Species of butterfly

Charaxes hildebrandti, the Hildebrandt's charaxes, is a butterfly in the family Nymphalidae. It is found in Sierra Leone, Ivory Coast, Ghana, Nigeria, Cameroon, Gabon, the Republic of the Congo, Angola, the Central African Republic, the Democratic Republic of the Congo, Uganda and Zambia. It is a rare and local species

==Description==
Ch. hildebrandti Dew. male : wings above black with a common, straight, white, bluish-bordered
transverse band, extending from vein 2 on the hindwing to vein 7 or 8 on the forewing, but in cellules 5—8 of the forewing broken up into small, rounded spots; tails of the hindwing short and obtuse. The white transverse band occurs beneath also and is here basally bounded on the hindwing by the fine, continuous and nearly straight black discal line, but on the forewing in cellules lb—3 proximally often angled at the veins so as to form a series of steps. Hindwing beneath with yellowish marginal line. The female is somewhat larger than the male and has the white transverse band broader and scarcely margined with blue, reaching the inner margin of the hindwing; otherwise it agrees with the male. Gold Coast to Angola.

==Biology==
Its habitat consists of lowland evergreen forests.

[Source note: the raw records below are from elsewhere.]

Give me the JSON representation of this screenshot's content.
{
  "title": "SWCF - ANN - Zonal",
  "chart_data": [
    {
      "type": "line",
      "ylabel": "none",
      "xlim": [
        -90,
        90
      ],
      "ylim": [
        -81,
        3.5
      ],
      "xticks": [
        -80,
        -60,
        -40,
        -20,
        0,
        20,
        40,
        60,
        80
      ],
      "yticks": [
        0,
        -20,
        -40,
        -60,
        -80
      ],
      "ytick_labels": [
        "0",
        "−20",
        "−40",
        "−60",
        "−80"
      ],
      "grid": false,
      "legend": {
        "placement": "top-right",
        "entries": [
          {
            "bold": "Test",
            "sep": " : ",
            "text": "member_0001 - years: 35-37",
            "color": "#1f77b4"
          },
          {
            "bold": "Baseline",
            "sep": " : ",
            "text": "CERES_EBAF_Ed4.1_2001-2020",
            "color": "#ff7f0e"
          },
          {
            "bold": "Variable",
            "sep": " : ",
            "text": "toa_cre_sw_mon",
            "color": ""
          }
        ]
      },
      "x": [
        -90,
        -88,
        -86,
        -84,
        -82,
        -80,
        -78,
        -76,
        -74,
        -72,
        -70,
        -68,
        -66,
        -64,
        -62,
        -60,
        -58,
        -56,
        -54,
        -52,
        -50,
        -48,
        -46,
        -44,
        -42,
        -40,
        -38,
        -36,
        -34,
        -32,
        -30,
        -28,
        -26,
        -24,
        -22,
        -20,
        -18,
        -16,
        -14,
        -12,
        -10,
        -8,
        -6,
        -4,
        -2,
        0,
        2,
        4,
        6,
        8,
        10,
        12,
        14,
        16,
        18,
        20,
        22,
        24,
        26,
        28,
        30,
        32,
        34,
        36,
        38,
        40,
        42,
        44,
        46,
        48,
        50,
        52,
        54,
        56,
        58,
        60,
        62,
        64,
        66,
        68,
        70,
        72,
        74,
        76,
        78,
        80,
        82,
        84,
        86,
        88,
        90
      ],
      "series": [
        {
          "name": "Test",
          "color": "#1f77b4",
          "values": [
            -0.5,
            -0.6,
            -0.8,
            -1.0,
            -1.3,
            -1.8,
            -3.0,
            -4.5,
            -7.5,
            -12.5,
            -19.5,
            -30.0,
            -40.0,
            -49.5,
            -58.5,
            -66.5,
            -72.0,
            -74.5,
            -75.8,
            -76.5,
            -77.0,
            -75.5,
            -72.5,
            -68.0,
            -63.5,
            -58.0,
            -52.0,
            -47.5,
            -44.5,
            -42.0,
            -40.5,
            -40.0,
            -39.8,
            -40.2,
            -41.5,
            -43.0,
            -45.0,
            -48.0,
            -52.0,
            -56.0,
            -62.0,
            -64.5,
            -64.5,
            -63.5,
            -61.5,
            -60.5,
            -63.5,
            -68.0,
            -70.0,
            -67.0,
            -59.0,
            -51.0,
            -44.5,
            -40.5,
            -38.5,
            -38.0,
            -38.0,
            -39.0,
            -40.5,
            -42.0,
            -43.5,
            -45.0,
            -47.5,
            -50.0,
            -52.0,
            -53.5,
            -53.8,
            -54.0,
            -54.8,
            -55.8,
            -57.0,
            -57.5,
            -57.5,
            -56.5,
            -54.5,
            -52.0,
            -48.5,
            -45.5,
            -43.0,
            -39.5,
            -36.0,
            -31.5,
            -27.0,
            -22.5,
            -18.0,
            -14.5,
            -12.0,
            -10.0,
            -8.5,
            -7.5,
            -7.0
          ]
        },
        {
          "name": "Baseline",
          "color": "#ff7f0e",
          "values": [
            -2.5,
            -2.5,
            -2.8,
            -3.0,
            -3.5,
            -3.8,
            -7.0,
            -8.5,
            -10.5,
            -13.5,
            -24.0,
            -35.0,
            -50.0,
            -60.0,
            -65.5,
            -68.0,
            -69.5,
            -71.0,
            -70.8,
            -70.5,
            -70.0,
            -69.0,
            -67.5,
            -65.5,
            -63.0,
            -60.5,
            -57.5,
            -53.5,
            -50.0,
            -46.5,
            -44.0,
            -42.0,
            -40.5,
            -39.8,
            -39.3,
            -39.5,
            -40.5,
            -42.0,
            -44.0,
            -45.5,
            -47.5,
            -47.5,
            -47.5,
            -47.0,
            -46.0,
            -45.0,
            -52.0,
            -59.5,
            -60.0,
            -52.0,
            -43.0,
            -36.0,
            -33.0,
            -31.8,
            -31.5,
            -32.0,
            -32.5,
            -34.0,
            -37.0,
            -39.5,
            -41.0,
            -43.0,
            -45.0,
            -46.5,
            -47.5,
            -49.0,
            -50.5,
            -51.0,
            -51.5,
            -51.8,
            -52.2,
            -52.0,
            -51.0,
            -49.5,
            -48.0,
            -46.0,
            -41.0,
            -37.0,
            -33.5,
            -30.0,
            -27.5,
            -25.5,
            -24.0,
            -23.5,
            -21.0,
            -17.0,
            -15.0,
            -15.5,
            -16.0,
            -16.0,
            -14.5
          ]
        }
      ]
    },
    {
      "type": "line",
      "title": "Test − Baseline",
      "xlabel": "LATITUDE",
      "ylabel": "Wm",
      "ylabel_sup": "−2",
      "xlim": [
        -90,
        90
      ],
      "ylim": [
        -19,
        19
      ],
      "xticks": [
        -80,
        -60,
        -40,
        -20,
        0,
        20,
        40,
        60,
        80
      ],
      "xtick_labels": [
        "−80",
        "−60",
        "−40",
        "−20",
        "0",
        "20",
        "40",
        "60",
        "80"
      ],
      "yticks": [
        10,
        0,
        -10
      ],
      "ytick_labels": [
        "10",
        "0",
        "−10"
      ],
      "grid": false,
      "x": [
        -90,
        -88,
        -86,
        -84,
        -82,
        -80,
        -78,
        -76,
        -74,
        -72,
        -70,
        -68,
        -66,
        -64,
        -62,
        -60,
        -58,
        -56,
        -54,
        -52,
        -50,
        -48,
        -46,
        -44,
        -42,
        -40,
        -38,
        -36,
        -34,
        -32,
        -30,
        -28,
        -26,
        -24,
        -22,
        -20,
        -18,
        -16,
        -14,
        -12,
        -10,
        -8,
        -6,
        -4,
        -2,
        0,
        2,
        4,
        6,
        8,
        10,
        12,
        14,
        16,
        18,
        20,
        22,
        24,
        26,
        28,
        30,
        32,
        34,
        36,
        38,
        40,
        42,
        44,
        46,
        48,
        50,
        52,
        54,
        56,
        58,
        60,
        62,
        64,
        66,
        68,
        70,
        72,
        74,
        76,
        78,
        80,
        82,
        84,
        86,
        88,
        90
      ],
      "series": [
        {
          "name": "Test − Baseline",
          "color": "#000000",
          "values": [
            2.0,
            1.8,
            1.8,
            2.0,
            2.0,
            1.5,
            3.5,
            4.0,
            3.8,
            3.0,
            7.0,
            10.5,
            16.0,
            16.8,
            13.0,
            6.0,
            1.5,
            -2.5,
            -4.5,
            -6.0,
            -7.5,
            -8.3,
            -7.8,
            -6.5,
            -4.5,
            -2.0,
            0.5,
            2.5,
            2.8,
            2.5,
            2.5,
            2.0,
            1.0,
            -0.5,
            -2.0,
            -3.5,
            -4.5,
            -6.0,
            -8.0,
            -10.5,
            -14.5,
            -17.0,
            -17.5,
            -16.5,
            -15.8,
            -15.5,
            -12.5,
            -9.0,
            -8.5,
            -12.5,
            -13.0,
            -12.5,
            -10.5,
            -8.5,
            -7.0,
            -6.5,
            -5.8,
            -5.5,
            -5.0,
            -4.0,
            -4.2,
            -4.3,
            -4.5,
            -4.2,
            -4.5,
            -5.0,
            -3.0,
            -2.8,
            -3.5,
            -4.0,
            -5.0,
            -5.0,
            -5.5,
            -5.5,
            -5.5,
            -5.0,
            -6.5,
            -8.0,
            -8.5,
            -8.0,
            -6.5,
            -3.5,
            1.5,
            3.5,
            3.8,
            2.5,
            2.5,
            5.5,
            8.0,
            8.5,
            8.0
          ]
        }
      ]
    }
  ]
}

The larvae feed on Dyboscia species.

==Subspecies==
- Charaxes hildebrandti hildebrandti (Nigeria, Cameroon, Gabon, Congo, northern Angola, Central African Republic, northern and central Democratic Republic of the Congo, western Uganda)
- Charaxes hildebrandti gillesi Plantrou, 1973 (Sierra Leone, Ivory Coast, Ghana, western Nigeria)
- Charaxes hildebrandti katangensis Talbot, 1928 (eastern and southern Democratic Republic of the Congo, north-western Zambia, Uganda: west to the Bwamba Valley)

==Taxonomy==
Charaxes hildebrandti is a member of the large species group Charaxes etheocles.

==Realm==
Afrotropical realm

==Etymology==
The name honours Johann Maria Hildebrandt.